In un passo molto noto de Le due fonti della morale e della religione, il filosofo francese Henri Bergson ha scritto:

Società chiusa è quella in cui prevalgono le forze di conservazione, in cui l’individuo è subordinato all’insieme, in cui i membri sono collegati solo in virtù di forze naturali. Società aperta è quella in cui prevalgono le forze di crescita, in cui l’individuo è libero nella sua capacità inventiva, in cui i membri sono collegati da una forza spirituale.

Per andare a fondo delle domande che ci siamo posti, con l’ausilio di queste affermazioni di Bergson, sono necessarie alcune precisazioni. Natura e spirito non sono infatti per il filosofo parigino l’equivalente di pensiero laico e pensiero religioso. La prima (la natura) è anzi la fonte di una forma ben precisa di religione, che egli definisce “statica”, la quale è una reazione difensiva degli esseri umani contro il potere disgregante dell’intelligenza, che di per sé tenderebbe all’individualismo e al cambiamento. Gli esseri umani costruiscono costantemente forme di religione statica, con tanto di regole e di culti, per proteggersi dalla paura della morte, quasi per congelare la realtà in modo rassicurante. Una simile religione è inoltre naturale in quanto non è mai del tutto eliminabile.

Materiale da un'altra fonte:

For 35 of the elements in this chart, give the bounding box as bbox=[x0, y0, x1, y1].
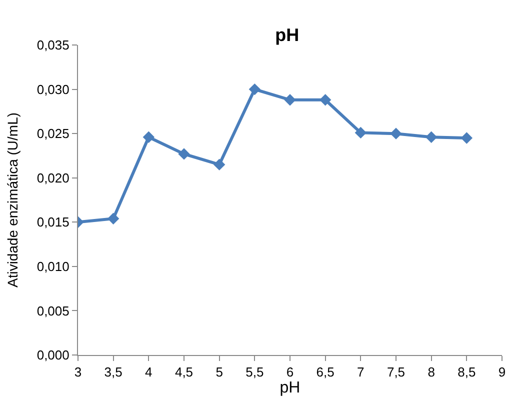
y-tick-label: 0,010 bbox=[36, 258, 70, 274]
x-tick-label: 3 bbox=[74, 364, 82, 380]
x-tick-label: 5 bbox=[216, 364, 223, 380]
point bbox=[142, 131, 155, 143]
y-tick-label: 0,030 bbox=[36, 82, 70, 97]
y-tick-label: 0,005 bbox=[36, 303, 70, 318]
point bbox=[248, 83, 261, 96]
y-tick-label: 0,015 bbox=[36, 214, 70, 230]
point bbox=[354, 126, 367, 139]
x-tick-label: 7 bbox=[357, 364, 364, 380]
x-tick-label: 8,5 bbox=[458, 364, 476, 380]
point bbox=[319, 94, 332, 106]
x-tick-label: 3,5 bbox=[104, 364, 122, 380]
x-tick-label: 9 bbox=[498, 364, 506, 380]
point bbox=[178, 148, 190, 160]
point bbox=[390, 128, 402, 140]
x-tick-label: 6,5 bbox=[316, 364, 334, 380]
point bbox=[213, 158, 226, 170]
x-tick-label: 6 bbox=[286, 364, 294, 380]
y-tick-label: 0,020 bbox=[36, 170, 70, 186]
x-tick-label: 4 bbox=[145, 364, 152, 380]
y-axis-title: Atividade enzimática (U/mL) bbox=[4, 112, 20, 288]
x-axis-title: pH bbox=[280, 380, 300, 397]
point bbox=[107, 212, 120, 224]
y-tick-label: 0,035 bbox=[36, 38, 70, 53]
y-tick-label: 0,000 bbox=[36, 348, 70, 363]
point bbox=[425, 131, 438, 143]
point bbox=[460, 132, 473, 144]
x-tick-label: 4,5 bbox=[174, 364, 194, 380]
point bbox=[284, 94, 296, 106]
y-tick-label: 0,025 bbox=[36, 126, 70, 142]
chart-title: pH bbox=[275, 24, 300, 45]
x-tick-label: 7,5 bbox=[386, 364, 406, 380]
x-tick-label: 8 bbox=[428, 364, 435, 380]
x-tick-label: 5,5 bbox=[246, 364, 264, 380]
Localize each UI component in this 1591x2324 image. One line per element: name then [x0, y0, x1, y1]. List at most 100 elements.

Il secondo (lo spirito) è la fonte di quella che invece Bergson definisce una religione “dinamica”, che segue lo slancio inarrestabile della vita, che produce cambiamento e trasformazione e va ben oltre i nostri limiti e la nostra morte. Il problema, però, è che la religione dinamica ha bisogno, per comunicare le sue esigenze di sperimentazione e di esplorazione di sempre nuove realtà, di un quadro statico, di una religione statica, che tuttavia la depotenzia. Mi prendo perciò la libertà di utilizzare queste distinzioni tra società chiusa e società aperta, tra religione statica e dinamica, per iniziare a parlare della natura e dei problemi delle comunità religiose, di come ravvivarle e rinnovarle e, in alcuni casi, ripensarle radicalmente.

Appartengono probabilmente all’ambito delle “comunità chiuse”, della religione statica, tutti i tentativi di cristallizzare la vita di una comunità religiosa in norme, regole, statuti il più possibile chiari, nonché di dotarsi di autorità con cui compaginare i membri del corpo comunitario, dirimere conflitti, stabilire limiti tra interno ed esterno. Molte di queste cose sorgono normalmente non agli inizi di un’esperienza vissuta, bensì a seguito di cambiamenti e crisi che portano a definire l’identità. E sottolineo entrambi i termini: “definire” e “identità”. Definire significa infatti limitare, mentre identità può voler dire immutabilità, uguaglianza a se stessi.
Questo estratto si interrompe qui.